«В следующий раз, когда я или ты сядем, они все равно заберут Александру. Участь ее в любом случае предопределена, – сказал ей тогда Гликман. – Но ты еще можешь спастись».
«Я подумаю об этом, когда буду там», – тотчас откликнулась она.
«Решай сейчас».
«Когда буду там».
Незнакомец отодвинул пустую тарелку и снова взял французскую записную книжку. Он перевернул страницу, словно переходя к новой главе.
– Теперь по поводу этой преступницы, вашей дочери Александры, – произнес он с полным ртом.
– Преступницы? – шепотом произнесла Остракова.
Тут, к ее вящему изумлению, незнакомец начал перечислять злодеяния Александры. Слушая его, Остракова окончательно потеряла всякое ощущение реальности. Глаза ее смотрели на мозаичный пол – весь в скорлупках лангустов и хлебных крошках, мысленно же она перенеслась в московский суд, где в очередной раз выступала в качестве подсудимой. Если не она, то Гликман, а впрочем – и не только он. Тогда кто же? Она помнила суды, где нежеланными зрителями присутствовали они вдвоем. Суды над друзьями, пусть случайными, за то, что те усомнились в абсолютной правоте властей, или поклонялись неприемлемому Богу, или писали преступные абстрактные картины, или публиковали политически опасные любовные стихи. Болтавшие между собой посетители кафе превратились в глумливую тайную полицию, грохот игровых автоматов – в хлопанье железных дверей. Такого-то числа – столько-то месяцев исправительной тюрьмы за побег из государственного приюта на такой-то улице. Такого-то числа – за оскорбление органов государственной безопасности и еще столько-то месяцев – за плохое поведение, а потом – столько-то лет ссылки. Остракову неожиданно затошнило, сейчас вырвет, подумала она. Взяв обеими руками стакан с чаем, женщина увидела свежий синяк на запястье. А неизвестный все читал свой перечень, и она краем уха услышала, что дочери дали еще два года за отказ работать на какой-то фабрике. Да поможет ей Бог. А почему, собственно, она должна была соглашаться? Вот только где малышка этого набралась? – задалась вопросом Остракова. Чему успел Гликман научить девочку за то короткое время, пока ее не отобрали, как он сумел сформировать ее по своему образу и подобию и свести на нет все усилия системы? Страх, ликование, удивление волнами накатывали на Остракову, она даже перестала слушать, но тут незнакомец добавил кое-что такое, что заставило ее тотчас забыть обо всем.

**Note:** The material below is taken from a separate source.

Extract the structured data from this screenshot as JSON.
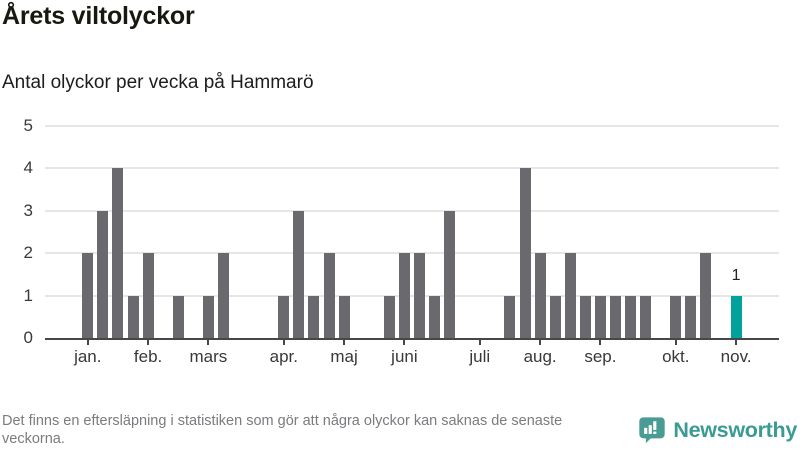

– Я не расслышала, – произнесла она после бесконечно долгого молчания. – Я немного расстроена. Повторите, пожалуйста, последнюю фразу.
Он повторил слово в слово. Она подняла глаза и уставилась на него, пытаясь припомнить все трюки, о которых ее предостерегали, но их было такое множество, а она уже далеко не отличалась сообразительностью. Она не обладала прозорливостью Гликмана – если вообще когда-либо ею обладала – и не могла разгадать их ложь и обыграть их. Она знала лишь одно: ради своего спасения и ради воссоединения со своим любимым Гликманом она совершила величайший грех, на какой только может пойти мать. Незнакомец пригрозил ей, но его угрозы казались сейчас абсолютно бессмысленными. В случае если она не станет сотрудничать с ними, говорил он, копия подписанного ею обязательства информировать советскую власть окажется в распоряжении французской полиции. Дубликаты двух никчемных отчетов (написанных – он прекрасно это знал – исключительно для того, чтобы бандиты сидели спокойно) появятся в Париже среди оставшихся в живых русских эмигрантов – хотя Господь знает, как мало их осталось! Однако почему надо оказывать на нее давление, чтобы она приняла бесценный дар, – ведь этот человек, эта система, проявляя необъяснимое милосердие, давали ей шанс искупить свою вину, вернуть свое дитя! Она подумала, что ее вечерние и дневные молитвы о прощении услышаны – недаром она поставила тысячи свечей, пролила тысячи слез. Она заставила агента повторить все в третий раз. Заставила его оторвать от записной книжки свое рыжее лицо и увидела, как его вялый рот расползся в полуулыбке и он глупо добивается ее согласия, повторяя свой невообразимый, ниспосланный Богом вопрос.